Мария не знала тогда, как сложится ее жизнь, но в одном она твердо была уверена – мужа она себе выбрала раз и навсегда. Чуть больше года пройдет, – она приедет рожать в Новосибирск и торжественно вручит матери Александра портрет ее сына. Они поместят его в столовой, и когда Мария будет спрашивать у пятимесячной дочери, которая родится там же, в Новосибирске, где ее папа, ребенок будет поворачивать головку в сторону отцовского
Сборы, наконец, закончились, прозвучала команда: «По машинам!», и колонна тронулась.
Саша, словно не в силах расстаться с любимой, шел рядом с кузовом полуторки и, улыбаясь, говорил сидевшей вместе с девчатами на пожитках Марии какие-то напутственные слова.
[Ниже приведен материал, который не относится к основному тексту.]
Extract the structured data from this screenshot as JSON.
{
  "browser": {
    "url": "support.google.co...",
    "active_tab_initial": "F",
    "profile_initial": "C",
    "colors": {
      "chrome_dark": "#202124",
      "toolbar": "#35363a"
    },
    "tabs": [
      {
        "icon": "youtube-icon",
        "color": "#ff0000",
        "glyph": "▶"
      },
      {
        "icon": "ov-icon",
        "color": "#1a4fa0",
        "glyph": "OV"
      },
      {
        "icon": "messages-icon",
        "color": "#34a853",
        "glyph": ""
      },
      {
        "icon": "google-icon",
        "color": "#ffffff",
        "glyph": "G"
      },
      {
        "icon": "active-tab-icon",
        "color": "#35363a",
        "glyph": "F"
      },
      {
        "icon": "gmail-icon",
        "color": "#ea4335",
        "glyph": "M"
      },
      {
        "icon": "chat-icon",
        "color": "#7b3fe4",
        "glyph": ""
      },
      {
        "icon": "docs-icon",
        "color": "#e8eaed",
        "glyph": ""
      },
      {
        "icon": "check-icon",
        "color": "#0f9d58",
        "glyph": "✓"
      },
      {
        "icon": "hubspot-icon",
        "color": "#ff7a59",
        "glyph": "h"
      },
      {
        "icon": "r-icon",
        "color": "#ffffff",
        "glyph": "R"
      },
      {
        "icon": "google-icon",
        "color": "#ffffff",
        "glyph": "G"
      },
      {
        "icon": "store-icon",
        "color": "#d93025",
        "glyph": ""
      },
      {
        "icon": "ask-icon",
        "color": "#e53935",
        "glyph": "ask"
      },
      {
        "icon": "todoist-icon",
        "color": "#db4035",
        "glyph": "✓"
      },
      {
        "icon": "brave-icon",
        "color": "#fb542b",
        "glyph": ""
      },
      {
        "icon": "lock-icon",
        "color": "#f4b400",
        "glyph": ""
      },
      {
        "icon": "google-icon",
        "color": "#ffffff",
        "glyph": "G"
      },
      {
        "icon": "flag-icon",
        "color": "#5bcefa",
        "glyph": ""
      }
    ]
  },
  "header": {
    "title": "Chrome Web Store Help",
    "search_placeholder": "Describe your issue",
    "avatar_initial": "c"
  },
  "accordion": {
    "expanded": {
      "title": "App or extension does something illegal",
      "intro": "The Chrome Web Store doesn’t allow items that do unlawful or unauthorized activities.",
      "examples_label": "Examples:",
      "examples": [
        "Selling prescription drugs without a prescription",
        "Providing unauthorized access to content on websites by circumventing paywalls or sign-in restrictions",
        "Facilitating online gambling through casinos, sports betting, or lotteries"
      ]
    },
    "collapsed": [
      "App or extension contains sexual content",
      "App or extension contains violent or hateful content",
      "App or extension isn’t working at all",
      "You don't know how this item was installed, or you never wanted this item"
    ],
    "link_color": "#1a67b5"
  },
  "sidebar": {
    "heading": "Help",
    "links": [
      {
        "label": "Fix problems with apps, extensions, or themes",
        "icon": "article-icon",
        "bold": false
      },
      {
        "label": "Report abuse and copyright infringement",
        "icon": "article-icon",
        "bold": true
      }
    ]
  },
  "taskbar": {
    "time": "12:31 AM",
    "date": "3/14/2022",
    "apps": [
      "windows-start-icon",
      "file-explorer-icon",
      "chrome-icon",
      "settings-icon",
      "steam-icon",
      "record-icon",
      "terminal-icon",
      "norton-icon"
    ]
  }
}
Она смотрела на него и ничего не слышала, думая только об одном: «Будь живой, останься живой, слышишь, умоляю тебя!»
Машина прибавила скорость, и он остановился. Фигура его в кожаном реглане делалась все меньше и меньше, скоро она совсем потерялась из вида. «Боже, как же я буду жить без него?»
С того дня тревога и опасения, что он может погибнуть, надолго поселились в ее душе. Этому в немалой степени способствовали и почтовые неурядицы. За короткий срок у ее БАО трижды сменился номер полевой почты.
15
А через неделю 16-й гвардейский истребительный полк погрузился в пассажирские вагоны, и паровоз, дав протяжный прощальный гудок, потянул состав на юг, в сторону Баку. Настроение у всех было приподнятое: наконец-то они получат новые самолеты, освоят их, а там снова в бой.
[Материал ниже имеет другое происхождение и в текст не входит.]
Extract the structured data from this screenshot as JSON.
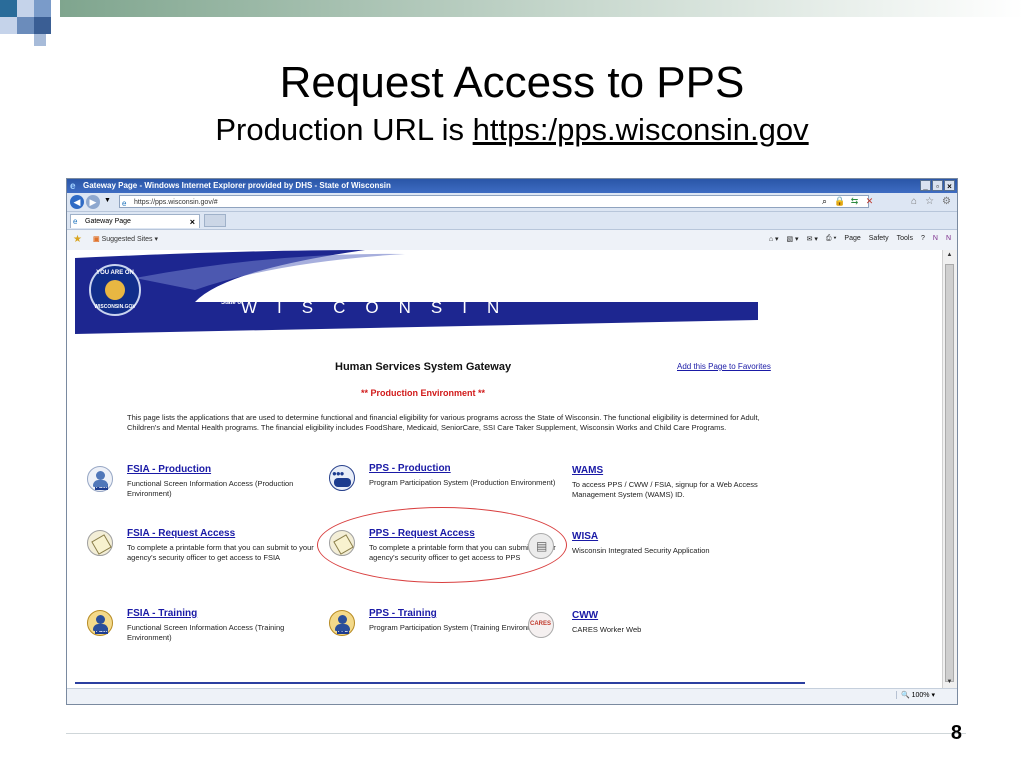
{
  "slide": {
    "title": "Request Access to PPS",
    "subtitle_prefix": "Production URL is ",
    "subtitle_link": "https:/pps.wisconsin.gov",
    "page_number": "8"
  },
  "browser": {
    "window_title": "Gateway Page - Windows Internet Explorer provided by DHS - State of Wisconsin",
    "address": "https://pps.wisconsin.gov/#",
    "tab_label": "Gateway Page",
    "suggested_sites": "Suggested Sites",
    "commands": [
      "Page",
      "Safety",
      "Tools"
    ],
    "zoom": "100%"
  },
  "page": {
    "state_of": "State of",
    "state_name": "WISCONSIN",
    "seal_top": "YOU ARE ON",
    "seal_bottom": "WISCONSIN.GOV",
    "gateway_title": "Human Services System Gateway",
    "favorites_link": "Add this Page to Favorites",
    "environment": "** Production Environment **",
    "intro": "This page lists the applications that are used to determine functional and financial eligibility for various programs across the State of Wisconsin. The functional eligibility is determined for Adult, Children's and Mental Health programs. The financial eligibility includes FoodShare, Medicaid, SeniorCare, SSI Care Taker Supplement, Wisconsin Works and Child Care Programs.",
    "apps": [
      {
        "name": "FSIA - Production",
        "desc": "Functional Screen Information Access (Production Environment)",
        "icon": "person-icon",
        "badge": "FSIA"
      },
      {
        "name": "PPS - Production",
        "desc": "Program Participation System (Production Environment)",
        "icon": "group-icon",
        "badge": "PPS"
      },
      {
        "name": "WAMS",
        "desc": "To access PPS / CWW / FSIA, signup for a Web Access Management System (WAMS) ID.",
        "icon": "",
        "badge": ""
      },
      {
        "name": "FSIA - Request Access",
        "desc": "To complete a printable form that you can submit to your agency's security officer to get access to FSIA",
        "icon": "form-icon",
        "badge": ""
      },
      {
        "name": "PPS - Request Access",
        "desc": "To complete a printable form that you can submit to your agency's security officer to get access to PPS",
        "icon": "form-icon",
        "badge": ""
      },
      {
        "name": "WISA",
        "desc": "Wisconsin Integrated Security Application",
        "icon": "lock-icon",
        "badge": ""
      },
      {
        "name": "FSIA - Training",
        "desc": "Functional Screen Information Access (Training Environment)",
        "icon": "person-icon",
        "badge": "FSIA"
      },
      {
        "name": "PPS - Training",
        "desc": "Program Participation System (Training Environment)",
        "icon": "group-icon",
        "badge": "PPS"
      },
      {
        "name": "CWW",
        "desc": "CARES Worker Web",
        "icon": "cares-icon",
        "badge": "CARES"
      }
    ]
  },
  "colors": {
    "link": "#1a1aa6",
    "banner": "#1d2690",
    "environment": "#d11a1a",
    "highlight": "#d94040"
  }
}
Но эшелон, словно желая испортить летчикам настроение, тянулся медленно, подолгу стоял на разъездах, пропуская срочные, литерные, с военной техникой, идущие в сторону Орджоникидзе. Новый, сорок третий год пришлось встречать в пути, в вагонах. Как всегда, однополчане подняли тост за Новый год, за победу, за то, чтобы дожить до встречи с друзьями и родными. Устроили даже вечер самодеятельности – Масленников играл на баяне, Крюков читал свои стихи, Фадеев изо всех сил старался поднять у людей настроение. Но большого веселья не получилось: люди мысленно уже жили будущим – фронтом.
Саша после отъезда Марии затосковал, хотя внешне не подавал вида. Вечером тридцать первого он решил найти своего механика Григория Чувашкина и вместе с ним отметить праздник. Пробираясь по составу, он попал в штабной вагон, где уже вовсю веселились, выпивали, звучали оживленные голоса, в том числе и женские.
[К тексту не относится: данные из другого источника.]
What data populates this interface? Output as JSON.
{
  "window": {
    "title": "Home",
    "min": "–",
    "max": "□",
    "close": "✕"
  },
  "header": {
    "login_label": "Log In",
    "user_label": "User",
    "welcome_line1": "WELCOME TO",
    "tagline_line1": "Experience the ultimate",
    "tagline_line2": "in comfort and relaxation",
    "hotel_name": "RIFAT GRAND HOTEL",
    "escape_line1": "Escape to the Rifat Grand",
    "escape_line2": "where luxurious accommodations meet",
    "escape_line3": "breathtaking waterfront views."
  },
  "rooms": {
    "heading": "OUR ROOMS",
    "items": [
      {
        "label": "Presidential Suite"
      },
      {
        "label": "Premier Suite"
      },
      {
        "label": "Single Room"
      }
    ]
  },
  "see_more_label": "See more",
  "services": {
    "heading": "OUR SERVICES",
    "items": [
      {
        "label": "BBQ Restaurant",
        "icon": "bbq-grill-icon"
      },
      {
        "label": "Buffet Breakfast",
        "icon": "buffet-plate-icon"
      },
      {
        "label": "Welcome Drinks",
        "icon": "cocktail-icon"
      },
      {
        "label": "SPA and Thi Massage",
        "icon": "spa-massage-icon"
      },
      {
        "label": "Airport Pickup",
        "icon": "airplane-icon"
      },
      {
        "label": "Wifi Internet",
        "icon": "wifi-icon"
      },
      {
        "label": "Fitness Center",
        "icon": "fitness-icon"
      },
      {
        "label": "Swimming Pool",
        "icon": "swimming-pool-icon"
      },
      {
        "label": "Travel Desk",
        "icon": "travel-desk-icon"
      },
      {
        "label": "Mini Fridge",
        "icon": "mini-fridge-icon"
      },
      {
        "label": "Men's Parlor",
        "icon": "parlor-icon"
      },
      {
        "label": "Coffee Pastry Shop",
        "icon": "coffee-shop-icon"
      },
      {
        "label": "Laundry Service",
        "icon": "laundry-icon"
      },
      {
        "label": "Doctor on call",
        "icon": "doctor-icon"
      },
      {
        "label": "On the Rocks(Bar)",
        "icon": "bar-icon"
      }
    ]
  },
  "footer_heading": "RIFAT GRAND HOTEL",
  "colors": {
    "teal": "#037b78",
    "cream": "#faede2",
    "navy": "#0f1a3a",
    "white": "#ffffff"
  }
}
В двенадцатом часу, обнаружив Чувашкина в компании авиамехаников, Александр хватил с ними по стакану спирта и в полном молчании принялся есть с таким ожесточением, будто главным теперь являлось уничтожение съестных припасов, с трудом раздобытых на этот праздничный вечер. Потом, когда его разобрал хмель, он успокоился и стал думать о Чувашкине. В самую дьявольскую погоду Гриша всегда встречал и провожал Александра, а когда самолет улетал, молча ложился лицом в траву и с волнением ждал возвращения своего командира. А как он колдовал над раненой машиной! Его каждодневная, будничная работа на аэродроме по существу являлась подвигом. Зимой, на тридцатиградусном морозе, в полевых условиях привести в полный порядок машину, которая вернулась с боевого вылета с множеством пробоин, с поврежденным элероном, с перебитыми нервюрами и шпангоутами – это непросто. А сплести зимой тросы. Тонкие стальные нити прилипают к пальцам, оставляя кровавые шрамы. Но за ночь самолет опять возвращается в строй, и так не раз, и не два.